El castillo de Montjuïc, que domina Barcelona, fue construido para vigilar y, llegado el caso, acogotar a los barceloneses, a quienes en teoría debería haber defendido de ataques exteriores. Es una fortaleza maciza y sombría incluso en días radiantes. A pesar de su excelente ubicación, desde la que se divisan la ciudad y el mar, su sello de cuartel y presidio es demasiado obvio. Ni siquiera posee una belleza tenebrosa. No inspira terror ni fantasías. Como si Drácula hubiera encargado su siniestra morada a un constructor de la Costa del Sol.

Hasta la fecha, el castillo de Montjuïc alberga un Museo del Ejército más lúdico que aguerrido: viejos cañones para encaramarse los niños, una notable colección de soldaditos de plomo y retratos de espadones con curras, mostacho y boina roja o blanca, según el personaje fuera de Osasuna o del Real Madrid. Una vaciedad justificada por esa poderosa corriente de la historia universal que se denomina el deterioro.

Ahora el castillo ha sido cedido a la ciudad y se habla de convertirlo en un museo de la paz. Un impulso comprensible, pero una idea de difícil realización. En algunas ciudades europeas, los museos militares, concebidos para perpetuar gestas bélicas y servir de inspiración a las nuevas generaciones, han sido reciclados para mostrar los horrores de la guerra mediante dioramas y dramatizaciones. El resultado, si no es morboso, deja indiferente.
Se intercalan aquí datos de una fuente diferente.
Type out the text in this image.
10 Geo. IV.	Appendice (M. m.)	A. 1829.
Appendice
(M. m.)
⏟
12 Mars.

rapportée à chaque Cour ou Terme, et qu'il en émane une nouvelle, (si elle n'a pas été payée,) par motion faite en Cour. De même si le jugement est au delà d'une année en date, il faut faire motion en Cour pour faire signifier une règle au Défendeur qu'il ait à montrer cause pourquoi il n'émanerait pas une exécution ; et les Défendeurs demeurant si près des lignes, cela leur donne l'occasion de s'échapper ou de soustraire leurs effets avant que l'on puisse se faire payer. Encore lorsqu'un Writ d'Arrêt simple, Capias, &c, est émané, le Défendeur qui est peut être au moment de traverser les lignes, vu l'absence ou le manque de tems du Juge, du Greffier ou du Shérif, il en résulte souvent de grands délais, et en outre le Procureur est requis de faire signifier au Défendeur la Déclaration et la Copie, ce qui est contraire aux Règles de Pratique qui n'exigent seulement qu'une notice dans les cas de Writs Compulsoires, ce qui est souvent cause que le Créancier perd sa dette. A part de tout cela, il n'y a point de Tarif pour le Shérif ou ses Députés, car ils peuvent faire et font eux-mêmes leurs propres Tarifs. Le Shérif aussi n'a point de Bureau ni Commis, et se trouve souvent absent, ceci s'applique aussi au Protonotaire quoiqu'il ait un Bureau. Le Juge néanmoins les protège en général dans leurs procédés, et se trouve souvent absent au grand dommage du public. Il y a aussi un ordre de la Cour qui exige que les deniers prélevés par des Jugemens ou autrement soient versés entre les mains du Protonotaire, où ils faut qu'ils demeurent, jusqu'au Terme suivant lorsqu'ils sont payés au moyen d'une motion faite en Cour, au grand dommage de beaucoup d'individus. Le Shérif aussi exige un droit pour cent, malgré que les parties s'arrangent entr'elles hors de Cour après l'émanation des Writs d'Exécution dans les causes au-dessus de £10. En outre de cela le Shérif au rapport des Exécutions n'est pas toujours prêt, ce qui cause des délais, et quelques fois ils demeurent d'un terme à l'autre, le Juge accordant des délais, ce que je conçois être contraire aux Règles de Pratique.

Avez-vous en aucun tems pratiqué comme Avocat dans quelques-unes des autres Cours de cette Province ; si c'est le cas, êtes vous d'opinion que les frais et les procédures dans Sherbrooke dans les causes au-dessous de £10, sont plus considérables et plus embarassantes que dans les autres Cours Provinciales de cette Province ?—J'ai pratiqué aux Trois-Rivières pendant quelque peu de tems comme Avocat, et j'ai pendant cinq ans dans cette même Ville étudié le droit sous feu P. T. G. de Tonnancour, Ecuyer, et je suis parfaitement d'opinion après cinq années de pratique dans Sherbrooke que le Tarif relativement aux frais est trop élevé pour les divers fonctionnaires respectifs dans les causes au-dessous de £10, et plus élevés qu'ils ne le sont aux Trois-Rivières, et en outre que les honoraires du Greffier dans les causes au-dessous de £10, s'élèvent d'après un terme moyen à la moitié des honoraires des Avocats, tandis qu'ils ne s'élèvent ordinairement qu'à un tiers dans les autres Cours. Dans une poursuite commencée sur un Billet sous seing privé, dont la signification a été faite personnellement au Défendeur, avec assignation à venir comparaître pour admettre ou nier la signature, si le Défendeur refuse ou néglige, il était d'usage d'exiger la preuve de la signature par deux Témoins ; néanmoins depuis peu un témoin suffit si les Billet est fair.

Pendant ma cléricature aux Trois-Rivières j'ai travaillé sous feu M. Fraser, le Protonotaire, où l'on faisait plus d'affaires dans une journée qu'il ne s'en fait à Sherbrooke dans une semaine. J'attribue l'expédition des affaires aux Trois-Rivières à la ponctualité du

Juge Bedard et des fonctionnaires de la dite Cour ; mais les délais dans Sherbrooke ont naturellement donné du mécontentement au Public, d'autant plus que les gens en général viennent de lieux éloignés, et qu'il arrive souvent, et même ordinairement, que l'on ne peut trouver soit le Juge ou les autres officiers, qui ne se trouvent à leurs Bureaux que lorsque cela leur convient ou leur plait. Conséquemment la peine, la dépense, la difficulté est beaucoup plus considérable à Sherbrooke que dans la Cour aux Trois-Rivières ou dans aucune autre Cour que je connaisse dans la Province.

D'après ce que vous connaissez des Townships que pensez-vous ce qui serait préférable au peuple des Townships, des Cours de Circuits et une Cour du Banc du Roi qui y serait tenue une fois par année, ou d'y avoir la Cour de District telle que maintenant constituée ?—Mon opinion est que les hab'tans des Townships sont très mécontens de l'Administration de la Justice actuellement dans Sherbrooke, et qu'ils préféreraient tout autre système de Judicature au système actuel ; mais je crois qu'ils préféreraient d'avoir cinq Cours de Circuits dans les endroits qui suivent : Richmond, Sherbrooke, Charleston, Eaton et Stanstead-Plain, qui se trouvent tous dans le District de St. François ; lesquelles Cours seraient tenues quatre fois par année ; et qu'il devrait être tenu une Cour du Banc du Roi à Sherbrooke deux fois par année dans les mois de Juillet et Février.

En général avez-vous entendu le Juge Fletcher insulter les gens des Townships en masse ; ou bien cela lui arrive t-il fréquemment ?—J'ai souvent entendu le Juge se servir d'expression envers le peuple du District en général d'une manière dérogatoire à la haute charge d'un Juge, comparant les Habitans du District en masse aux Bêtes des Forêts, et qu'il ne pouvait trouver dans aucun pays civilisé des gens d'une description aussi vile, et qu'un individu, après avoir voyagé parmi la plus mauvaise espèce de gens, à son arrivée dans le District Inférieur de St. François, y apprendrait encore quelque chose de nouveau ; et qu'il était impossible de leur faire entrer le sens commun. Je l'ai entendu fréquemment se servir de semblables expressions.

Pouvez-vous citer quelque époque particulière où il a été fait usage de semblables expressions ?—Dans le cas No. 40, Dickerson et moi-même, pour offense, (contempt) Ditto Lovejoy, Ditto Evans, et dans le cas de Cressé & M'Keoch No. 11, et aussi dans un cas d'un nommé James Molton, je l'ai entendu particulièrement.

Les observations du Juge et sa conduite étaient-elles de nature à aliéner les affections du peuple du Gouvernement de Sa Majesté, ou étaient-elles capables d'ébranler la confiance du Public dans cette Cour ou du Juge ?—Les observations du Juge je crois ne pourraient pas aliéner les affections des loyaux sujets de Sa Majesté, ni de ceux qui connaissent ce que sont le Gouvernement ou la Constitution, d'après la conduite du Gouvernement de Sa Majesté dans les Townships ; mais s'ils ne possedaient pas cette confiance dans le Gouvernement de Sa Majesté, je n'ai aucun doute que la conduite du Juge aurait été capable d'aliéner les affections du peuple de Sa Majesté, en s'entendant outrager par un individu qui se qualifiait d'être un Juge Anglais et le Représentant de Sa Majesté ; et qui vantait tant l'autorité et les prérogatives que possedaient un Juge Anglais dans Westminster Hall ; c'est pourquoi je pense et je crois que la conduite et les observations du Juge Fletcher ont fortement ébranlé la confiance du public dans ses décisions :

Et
Sólo las armas que allí se exhiben siguen despertando una curiosidad no exenta de fascinación. La guerra, para quien no la vive en carne propia, tiene una potente imaginería. Pero un museo dedicado a la paz, ¿qué puede mostrar, aparte de gráficos y estadísticas? El museo de la paz son las calles de la ciudad, por donde la gente va a sus cosas sin mirar al cielo por si acaso y dobla esquinas sin asomarse a comprobar si la travesía es segura. Otra cosa sólo es una piadosa declaración de intenciones.

El castillo de Montjuïc tiene un negro historial del que nada puede redimirlo, pero del que las piedras no tienen ninguna culpa. Y si una cosa no necesita la ciudad es otro museo. Quiten los pocos símbolos de discordia que aún deben de quedar, ahórrense un nuevo presupuesto cultural y, si se puede, arreglen un poco la cafetería.